Atenção, amantes de reality shows e dramas nos bastidores da TV! Parece que o perfume das rosas no "The Bachelorette" da ABC está, na verdade, exalando um cheiro forte de prejuízo. Fontes internas da emissora estão disparando alarmes: a coisa pode ficar feia, muito feia.
Estamos falando de uma perda potencial de 50 MILHÕES de dólares! Cinquenta milhões que poderiam estar financiando novas séries, pagando o salário de Chris Harrison (saudades!), ou, sei lá, comprando um iate para o Mickey Mouse.

E quem vai pagar o pato por essa extravagância romântica que deu terrivelmente errado? É o que todo mundo quer saber. Uma fonte anônima, mas claramente irritada, soltou a bomba: "Alguém vai ser demitido por causa disso. É ridículo!".
Ridículo? Tentemos entender a dimensão da coisa. Cinquenta milhões não é troco de pão. Estamos falando de uma quantia capaz de abalar as estruturas financeiras da ABC e, por extensão, da própria Disney.

Imagine a cena: o novo presidente da Disney, Bob Iger, chega ao escritório cheio de planos e ideias inovadoras, e de repente se depara com esse rombo colossal causado por um programa de namoro. "Uma grande dor de cabeça", como definiu a nossa fonte.
Será que os custos de produção explodiram? A audiência despencou? Ou será que a equipe de marketing simplesmente esqueceu de promover o programa? As teorias da conspiração já estão circulando pelos corredores da emissora.

E por que "The Bachelorette" estaria sangrando tanto dinheiro? Afinal, o formato é consagrado, o público adora, e as lágrimas e os barracos são garantidos. Algo de muito errado aconteceu para chegarmos a esse ponto.
A verdade é que, no mundo da TV, nem tudo que reluz é ouro (ou, no caso, rosa). E, às vezes, a busca pelo amor verdadeiro pode sair incrivelmente cara. Que o digam os executivos da ABC.

Resta saber quem será o bode expiatório dessa história. Quem vai levar a culpa por esse desastre financeiro? Os produtores? Os roteiristas? A própria bachelorette, por não ter escolhido o pretendente certo (aquele que atrairia mais audiência, claro)?
Uma coisa é certa: essa crise no "The Bachelorette" não poderia ter vindo em pior hora para o novo presidente da Disney. É como herdar um reino e descobrir que o cofre está vazio.

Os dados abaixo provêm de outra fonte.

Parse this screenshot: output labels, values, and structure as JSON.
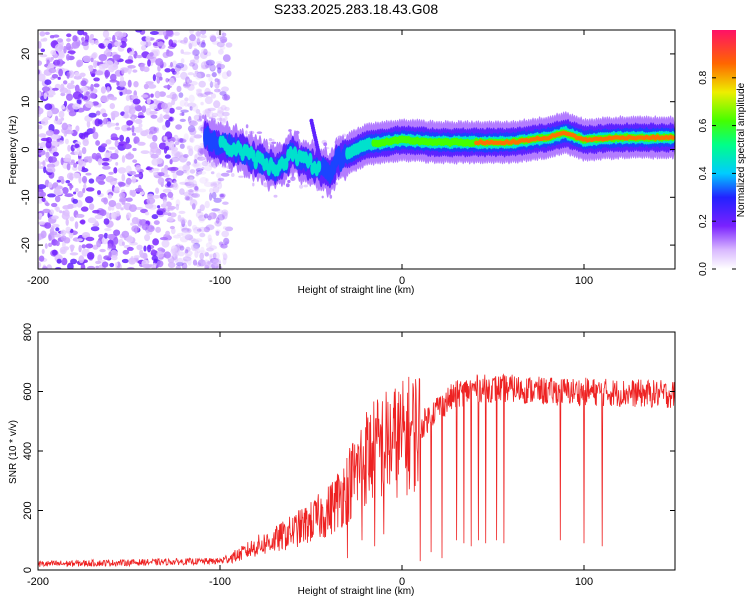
{
  "figure_title": "S233.2025.283.18.43.G08",
  "colors": {
    "line": "#ee2222",
    "axis": "#000000",
    "background": "#ffffff"
  },
  "chart_data": [
    {
      "type": "heatmap",
      "title": "",
      "xlabel": "Height of straight line (km)",
      "ylabel": "Frequency (Hz)",
      "xlim": [
        -200,
        150
      ],
      "ylim": [
        -25,
        25
      ],
      "xticks": [
        -200,
        -100,
        0,
        100
      ],
      "xtick_labels": [
        "-200",
        "-100",
        "0",
        "100"
      ],
      "yticks": [
        -20,
        -10,
        0,
        10,
        20
      ],
      "ytick_labels": [
        "-20",
        "-10",
        "0",
        "10",
        "20"
      ],
      "colorbar": {
        "label": "Normalized spectral amplitude",
        "range": [
          0,
          1
        ],
        "ticks": [
          0,
          0.2,
          0.4,
          0.6,
          0.8
        ],
        "tick_labels": [
          "0.0",
          "0.2",
          "0.4",
          "0.6",
          "0.8"
        ]
      },
      "ridge": {
        "description": "Dominant frequency track",
        "x": [
          -110,
          -100,
          -90,
          -80,
          -70,
          -60,
          -50,
          -40,
          -35,
          -30,
          -20,
          -10,
          0,
          20,
          40,
          60,
          80,
          90,
          100,
          120,
          150
        ],
        "freq": [
          3,
          1,
          0,
          -2,
          -4,
          -1,
          -3,
          -5,
          -2,
          -1,
          1,
          1.5,
          2,
          1.5,
          1.5,
          1.5,
          2.5,
          3.5,
          2,
          2.5,
          2.5
        ],
        "peak_amplitude": [
          0.3,
          0.4,
          0.45,
          0.4,
          0.42,
          0.45,
          0.42,
          0.38,
          0.35,
          0.4,
          0.55,
          0.6,
          0.7,
          0.75,
          0.8,
          0.85,
          0.9,
          0.9,
          0.9,
          0.9,
          0.85
        ]
      },
      "noise_region_x": [
        -200,
        -105
      ]
    },
    {
      "type": "line",
      "title": "",
      "xlabel": "Height of straight line (km)",
      "ylabel": "SNR (10 * v/v)",
      "xlim": [
        -200,
        150
      ],
      "ylim": [
        0,
        800
      ],
      "xticks": [
        -200,
        -100,
        0,
        100
      ],
      "xtick_labels": [
        "-200",
        "-100",
        "0",
        "100"
      ],
      "yticks": [
        0,
        200,
        400,
        600,
        800
      ],
      "ytick_labels": [
        "0",
        "200",
        "400",
        "600",
        "800"
      ],
      "series": [
        {
          "name": "SNR",
          "trend_x": [
            -200,
            -100,
            -90,
            -80,
            -70,
            -60,
            -50,
            -40,
            -30,
            -20,
            -10,
            0,
            10,
            20,
            30,
            40,
            60,
            80,
            100,
            120,
            150
          ],
          "trend_y": [
            20,
            30,
            50,
            80,
            100,
            130,
            160,
            200,
            280,
            380,
            420,
            440,
            480,
            550,
            590,
            610,
            610,
            600,
            600,
            595,
            590
          ],
          "dropout_x": [
            -30,
            -22,
            -15,
            -10,
            10,
            16,
            22,
            30,
            34,
            38,
            42,
            46,
            52,
            56,
            87,
            100,
            110
          ],
          "dropout_y": [
            40,
            100,
            80,
            120,
            30,
            60,
            40,
            100,
            90,
            80,
            100,
            90,
            100,
            90,
            100,
            90,
            80
          ]
        }
      ]
    }
  ]
}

Enquanto isso, os fãs do programa se perguntam: será que essa crise vai afetar as próximas temporadas? Será que teremos menos encontros românticos em lugares paradisíacos e mais cenas gravadas em um estúdio improvisado para economizar dinheiro?
E o mais importante: será que essa turbulência nos bastidores vai comprometer a qualidade do programa? Afinal, ninguém quer ver um "The Bachelorette" capenga, sem brilho e sem a dose certa de drama.

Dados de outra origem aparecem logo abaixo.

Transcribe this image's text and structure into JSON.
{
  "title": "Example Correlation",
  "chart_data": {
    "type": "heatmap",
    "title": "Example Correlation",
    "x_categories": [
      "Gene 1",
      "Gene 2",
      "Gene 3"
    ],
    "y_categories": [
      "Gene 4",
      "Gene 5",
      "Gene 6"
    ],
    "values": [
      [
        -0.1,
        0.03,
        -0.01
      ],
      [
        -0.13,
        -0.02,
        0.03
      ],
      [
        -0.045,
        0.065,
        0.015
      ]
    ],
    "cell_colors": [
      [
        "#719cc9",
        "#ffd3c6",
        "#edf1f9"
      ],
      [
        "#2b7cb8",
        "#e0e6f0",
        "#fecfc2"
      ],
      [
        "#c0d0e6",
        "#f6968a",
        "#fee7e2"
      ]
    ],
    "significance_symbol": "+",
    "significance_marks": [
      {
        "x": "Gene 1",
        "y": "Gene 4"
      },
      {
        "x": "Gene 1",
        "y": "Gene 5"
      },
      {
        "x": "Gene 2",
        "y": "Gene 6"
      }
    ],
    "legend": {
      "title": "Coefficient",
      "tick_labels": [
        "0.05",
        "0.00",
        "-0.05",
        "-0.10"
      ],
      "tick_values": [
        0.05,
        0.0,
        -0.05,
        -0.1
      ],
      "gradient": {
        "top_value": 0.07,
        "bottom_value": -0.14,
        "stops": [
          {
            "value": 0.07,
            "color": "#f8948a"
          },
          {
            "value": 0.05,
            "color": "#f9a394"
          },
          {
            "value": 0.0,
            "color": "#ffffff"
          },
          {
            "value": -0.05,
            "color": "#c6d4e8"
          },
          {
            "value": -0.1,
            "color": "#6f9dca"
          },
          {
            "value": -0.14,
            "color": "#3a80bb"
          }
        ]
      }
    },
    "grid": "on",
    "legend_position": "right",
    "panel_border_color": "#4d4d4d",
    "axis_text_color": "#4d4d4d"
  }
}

O futuro do programa está em jogo. E, com ele, a reputação de muita gente dentro da ABC. Preparem a pipoca, porque essa novela promete ter reviravoltas ainda mais dramáticas do que os próprios episódios do "The Bachelorette".
E, para quem está curioso para saber quem vai perder o emprego por causa dessa lambança, a nossa fonte garante: "Alguém vai ser demitido". Resta saber quem será o azarado(a).

Enquanto os executivos da ABC tentam apagar esse incêndio, nós, meros espectadores, assistimos de camarote a esse espetáculo de crise e desesperança. Afinal, o mundo do entretenimento é assim: um dia você está no topo, no outro, corre o risco de ser demitido por causa de um programa de namoro fracassado.
E, para finalizar, uma reflexão: será que o amor vale tudo isso? Pelo visto, para a ABC, a resposta é um sonoro e doloroso "não". Cinquenta milhões de vezes não.